Think of Pulp as a content warehouse with version control, where you can:

  • Download content from external sources
  • Organize it into collections
  • Take snapshots of those collections
  • Serve the content to users

Core Concepts​

Content​

What it is: A piece of managed content - the basic unit that Pulp works with.

Examples: An RPM package, a Python wheel, a container image, or a file.

Key points:

  • Each piece of content can have one or more files (called Artifacts) associated with it
  • The same content can exist in multiple repositories (Pulp doesn't duplicate it)
  • Content is immutable - once created, it doesn't change

Artifact​

What it is: The actual physical file stored on disk.

Examples: A .rpm file, a .tar.gz archive, or a .jpg image.

Key points:

  • Identified by its SHA256 checksum
  • Multiple content units can share the same artifact (saves disk space)
  • Artifacts are immutable and deduplicated

Relationship: Content is like the metadata (name, version, description), while Artifact is the actual file. One content unit can have multiple artifacts (like source code + documentation), and the same artifact can be part of multiple content units.

Repository​

What it is: A collection of content units, like a folder or library.

Examples: A repository of RPM packages for RHEL 9, or a collection of Python packages.

Key points:

  • Can only contain one type of content (e.g., only RPMs or only Python packages)
  • You can add, remove, or modify content in a repository
  • Each time you make changes, Pulp creates a new snapshot (RepositoryVersion)

RepositoryVersion​

What it is: A snapshot of a repository at a specific point in time.

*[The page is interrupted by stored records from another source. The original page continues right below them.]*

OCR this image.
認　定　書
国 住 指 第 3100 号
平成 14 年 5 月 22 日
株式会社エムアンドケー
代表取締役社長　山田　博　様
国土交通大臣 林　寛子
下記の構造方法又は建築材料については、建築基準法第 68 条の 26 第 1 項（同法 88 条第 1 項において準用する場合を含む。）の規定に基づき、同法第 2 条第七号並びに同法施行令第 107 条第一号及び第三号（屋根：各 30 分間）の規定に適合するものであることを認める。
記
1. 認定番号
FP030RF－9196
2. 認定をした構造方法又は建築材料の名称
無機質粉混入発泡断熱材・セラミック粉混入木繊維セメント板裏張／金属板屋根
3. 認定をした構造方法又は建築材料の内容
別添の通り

Think of it like: Git commits - each version captures the exact state of the repository.

Key points:

  • Immutable - once created, it never changes
  • Numbered sequentially (version 1, 2, 3, etc.)
  • Allows you to rollback or promote specific versions
  • Used as the basis for publishing and distribution

Relationship to Repository: A Repository is a container that evolves over time, while a RepositoryVersion is a frozen snapshot. Every time you sync new content or make changes to a Repository, a new RepositoryVersion is created.

Remote​

What it is: A connection to an external source of content.

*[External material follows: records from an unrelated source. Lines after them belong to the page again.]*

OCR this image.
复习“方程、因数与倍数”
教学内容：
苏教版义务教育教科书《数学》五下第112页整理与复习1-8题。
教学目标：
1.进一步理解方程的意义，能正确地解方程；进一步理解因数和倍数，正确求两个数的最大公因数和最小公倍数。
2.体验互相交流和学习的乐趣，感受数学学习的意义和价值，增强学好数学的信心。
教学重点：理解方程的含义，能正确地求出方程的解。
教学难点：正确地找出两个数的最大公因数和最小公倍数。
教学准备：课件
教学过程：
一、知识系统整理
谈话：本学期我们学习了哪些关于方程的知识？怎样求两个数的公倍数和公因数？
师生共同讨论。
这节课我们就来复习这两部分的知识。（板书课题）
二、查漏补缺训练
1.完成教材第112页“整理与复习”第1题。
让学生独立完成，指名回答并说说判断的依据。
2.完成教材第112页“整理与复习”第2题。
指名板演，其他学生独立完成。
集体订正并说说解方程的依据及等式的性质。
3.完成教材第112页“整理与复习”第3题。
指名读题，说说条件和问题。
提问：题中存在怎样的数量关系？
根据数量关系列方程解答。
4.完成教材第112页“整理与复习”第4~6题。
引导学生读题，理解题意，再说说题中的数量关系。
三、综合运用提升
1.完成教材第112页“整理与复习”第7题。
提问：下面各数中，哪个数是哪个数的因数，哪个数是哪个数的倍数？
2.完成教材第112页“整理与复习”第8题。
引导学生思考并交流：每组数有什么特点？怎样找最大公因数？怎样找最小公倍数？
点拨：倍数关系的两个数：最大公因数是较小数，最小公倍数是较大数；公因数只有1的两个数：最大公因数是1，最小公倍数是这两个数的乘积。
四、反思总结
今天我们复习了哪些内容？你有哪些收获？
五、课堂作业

Examples: A URL pointing to a Fedora mirror, PyPI, or Docker Hub.

Key points:

  • Stores connection details (URL, credentials, proxy settings)
  • Defines how to download content (immediately, on-demand, or stream)
  • Used to sync content from external sources into your repositories

Download policies:

  • Immediate: Download everything right away
  • On-demand: Download metadata now, download files only when someone requests them
  • Streamed: Don't save files at all, just stream them when requested

Publication​

What it is: The result of preparing a RepositoryVersion for distribution.

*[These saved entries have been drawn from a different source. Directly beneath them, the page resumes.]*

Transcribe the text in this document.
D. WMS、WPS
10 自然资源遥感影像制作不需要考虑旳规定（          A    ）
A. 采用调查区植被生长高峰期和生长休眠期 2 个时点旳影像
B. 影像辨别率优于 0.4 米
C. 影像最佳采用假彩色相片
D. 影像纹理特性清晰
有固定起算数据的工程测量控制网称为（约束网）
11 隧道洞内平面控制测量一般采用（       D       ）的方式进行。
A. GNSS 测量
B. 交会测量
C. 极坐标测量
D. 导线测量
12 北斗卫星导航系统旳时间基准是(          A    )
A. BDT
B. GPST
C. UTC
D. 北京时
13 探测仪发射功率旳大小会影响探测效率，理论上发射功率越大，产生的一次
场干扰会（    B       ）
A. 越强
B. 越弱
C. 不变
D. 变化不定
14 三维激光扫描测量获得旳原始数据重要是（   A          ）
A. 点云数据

Think of it like: Packaging a repository snapshot for delivery, with all necessary metadata files.

Key points:

  • Created from a RepositoryVersion
  • Contains metadata and references to all the content
  • Different plugins generate different types of publications (RPM metadata, PyPI index, etc.)

Relationship to RepositoryVersion: A RepositoryVersion is the raw snapshot of content, while a Publication is that snapshot formatted and ready to be served to clients. You might create multiple Publications from the same RepositoryVersion.

Distribution​

What it is: A URL endpoint that serves content to clients.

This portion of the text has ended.